5. OTHER GOVERNMENT RETIREMENT PLANS
There are federal government issued retirement plans that also do not adhere to ERISA laws, and thus a QDRO is not necessary to divide these plans. Government employees can obtain one of several retirement plans, the most popular being the Thrift Savings Plan (TSP). Other government retirement plans are the Federal Employees Retirement System (FERS) and the Civil Service Retirement System (CSRS). Each of these plans has their own unique rules for division, and their own unique terminology. Although they do not require a QDRO, a similar process is employed to divide these accounts. The pertinent details can be found at www.tsp.gov (for the TSP), www.opm.com (for the FERS and CSRS).

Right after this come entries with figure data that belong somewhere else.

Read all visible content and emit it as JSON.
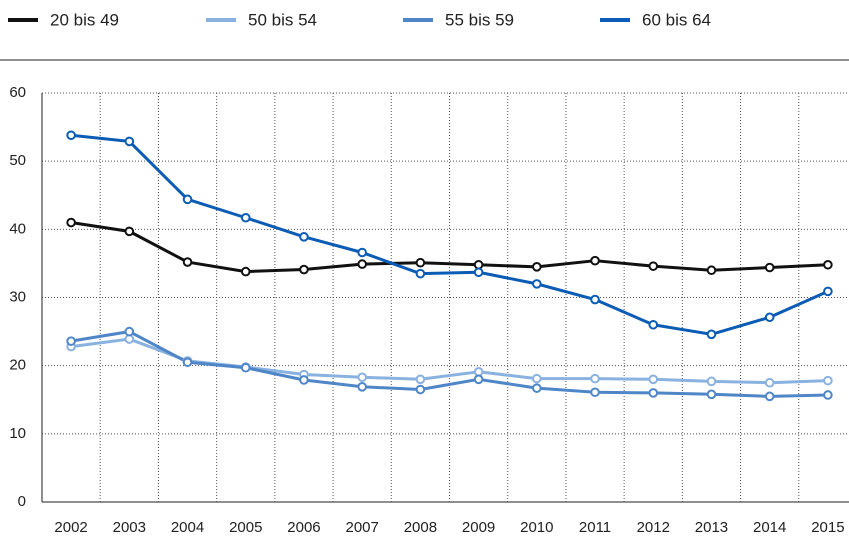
{
  "chart_data": {
    "type": "line",
    "categories": [
      "2002",
      "2003",
      "2004",
      "2005",
      "2006",
      "2007",
      "2008",
      "2009",
      "2010",
      "2011",
      "2012",
      "2013",
      "2014",
      "2015"
    ],
    "series": [
      {
        "name": "20 bis 49",
        "color": "#111111",
        "values": [
          41.0,
          39.7,
          35.2,
          33.8,
          34.1,
          34.9,
          35.1,
          34.8,
          34.5,
          35.4,
          34.6,
          34.0,
          34.4,
          34.8
        ]
      },
      {
        "name": "50 bis 54",
        "color": "#8ab2e0",
        "values": [
          22.8,
          23.9,
          20.7,
          19.8,
          18.7,
          18.3,
          18.0,
          19.1,
          18.1,
          18.1,
          18.0,
          17.7,
          17.5,
          17.8
        ]
      },
      {
        "name": "55 bis 59",
        "color": "#4f86c8",
        "values": [
          23.6,
          25.0,
          20.5,
          19.7,
          17.9,
          16.9,
          16.5,
          18.0,
          16.7,
          16.1,
          16.0,
          15.8,
          15.5,
          15.7
        ]
      },
      {
        "name": "60 bis 64",
        "color": "#0b5cb5",
        "values": [
          53.8,
          52.9,
          44.4,
          41.7,
          38.9,
          36.6,
          33.5,
          33.7,
          32.0,
          29.7,
          26.0,
          24.6,
          27.1,
          30.9
        ]
      }
    ],
    "ylim": [
      0,
      60
    ],
    "yticks": [
      0,
      10,
      20,
      30,
      40,
      50,
      60
    ],
    "grid": true
  }
}
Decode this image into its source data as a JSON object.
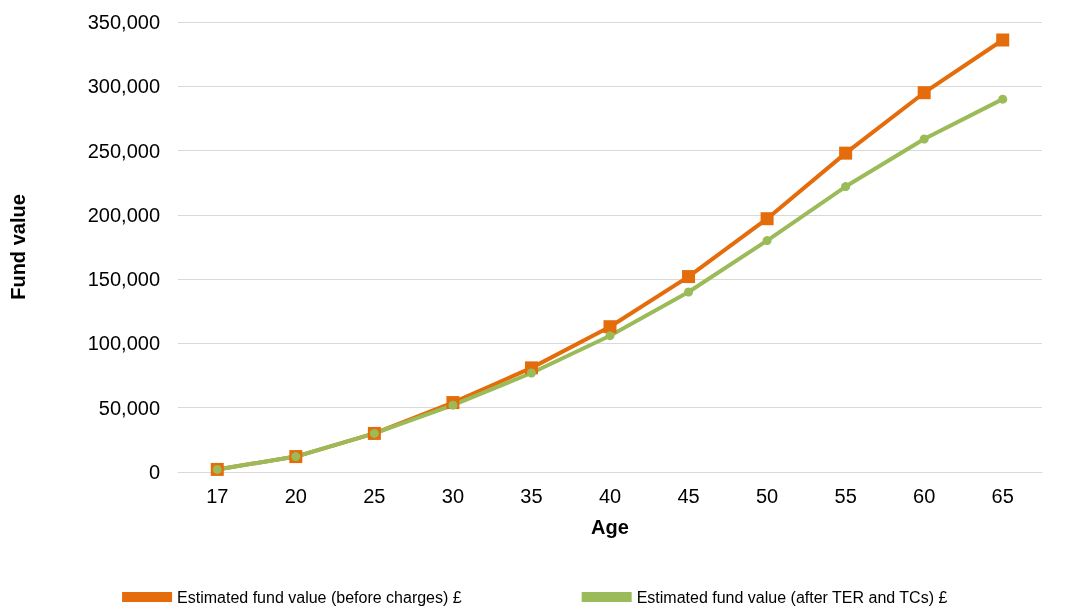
{
  "chart_data": {
    "type": "line",
    "xlabel": "Age",
    "ylabel": "Fund value",
    "categories": [
      "17",
      "20",
      "25",
      "30",
      "35",
      "40",
      "45",
      "50",
      "55",
      "60",
      "65"
    ],
    "series": [
      {
        "name": "Estimated fund value (before charges) £",
        "color": "#e46c0a",
        "marker": "square",
        "values": [
          2000,
          12000,
          30000,
          54000,
          81000,
          113000,
          152000,
          197000,
          248000,
          295000,
          336000
        ]
      },
      {
        "name": "Estimated fund value (after TER and TCs) £",
        "color": "#9bbb59",
        "marker": "circle",
        "values": [
          2000,
          12000,
          30000,
          52000,
          77000,
          106000,
          140000,
          180000,
          222000,
          259000,
          290000
        ]
      }
    ],
    "ylim": [
      0,
      350000
    ],
    "yticks": [
      {
        "value": 0,
        "label": "0"
      },
      {
        "value": 50000,
        "label": "50,000"
      },
      {
        "value": 100000,
        "label": "100,000"
      },
      {
        "value": 150000,
        "label": "150,000"
      },
      {
        "value": 200000,
        "label": "200,000"
      },
      {
        "value": 250000,
        "label": "250,000"
      },
      {
        "value": 300000,
        "label": "300,000"
      },
      {
        "value": 350000,
        "label": "350,000"
      }
    ],
    "grid": "y",
    "legend": "bottom",
    "line_style": "solid"
  }
}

Because the TSP is the most common of these government plans, it is worth exploring the rules on dividing such accounts. While it is not necessary to obtain a QDRO for these accounts, it is necessary to obtain a “retirement benefits court order,” and there are several additional requirements that this order must meet:
The order must be issued by a court in one of the 50 United States, or a United States territory.
The order must be clear on it’s face that it relates to a TSP. This is achieved by referring to the plan as a “Thrift savings Plan.” Simply referring to the plan as a “government retirement plan” or “Federal retirement benefits” is insufficient.
The order must be clear regarding the dollar amount, fraction or percentage that the payee is entitled to.
The order can only require payment to the employee’s current or former spouse or the employee’s dependents.
If these four requirements have been met, there is a four-step process that the TSP plan administrator will employ to process the order.
First, the account will be frozen. Next, the order will be reviewed to ensure that it is complete, and that the four requirements have been met. Should the order be deemed incomplete, the parties will have 30 days to complete it otherwise the account will be unfrozen and no additional action will be taken. Next, the TSP will determine how the account should be divided, and finally the TSP will submit a decision letter to all parties who have an interest in the action. This letter will specifically discuss the effect the order has on the plan, how long the account will be frozen, the amount that will be disbursed, and the length of time it will take for the amount to be paid.
If a spouse was a state government employee, as opposed to a federal government employee, a QDRO can be used to divide the account. This is true despite the fact that state employee plans are not governed by ERISA.
Update Beneficiary Designations
One final bit of advice regarding retirement plans and divorce, is that the spouse who owns any retirement account after divorce will need to take action to update all designated beneficiary information. A divorce decree alone will not remove a spouse as beneficiary on a retirement account. Accordingly, updating a final will and testament also does not affect the beneficiary designations on retirement or other accounts. That being said, should a spouse wish that their former spouse not receive any benefits upon death, action must be taken. Most plans will let the account holder change the beneficiary fairly easily, while others may require that that person to prove a “life status change.” Simply offering a copy of a divorce decree, court order, or separation agreement can usually prove this change.
In sum, great care should be given when it comes to dividing retirement accounts incident to divorce. Not only is there complexity involved with determining what portion of a retirement account is marital and how to value retirement accounts, there are very specific rules that should be adhered to regarding disbursement in order to avoid experiencing an adverse tax consequence. Always consider these complexities and address them prior to your divorce being finalized otherwise you may not be left with any legal recourse.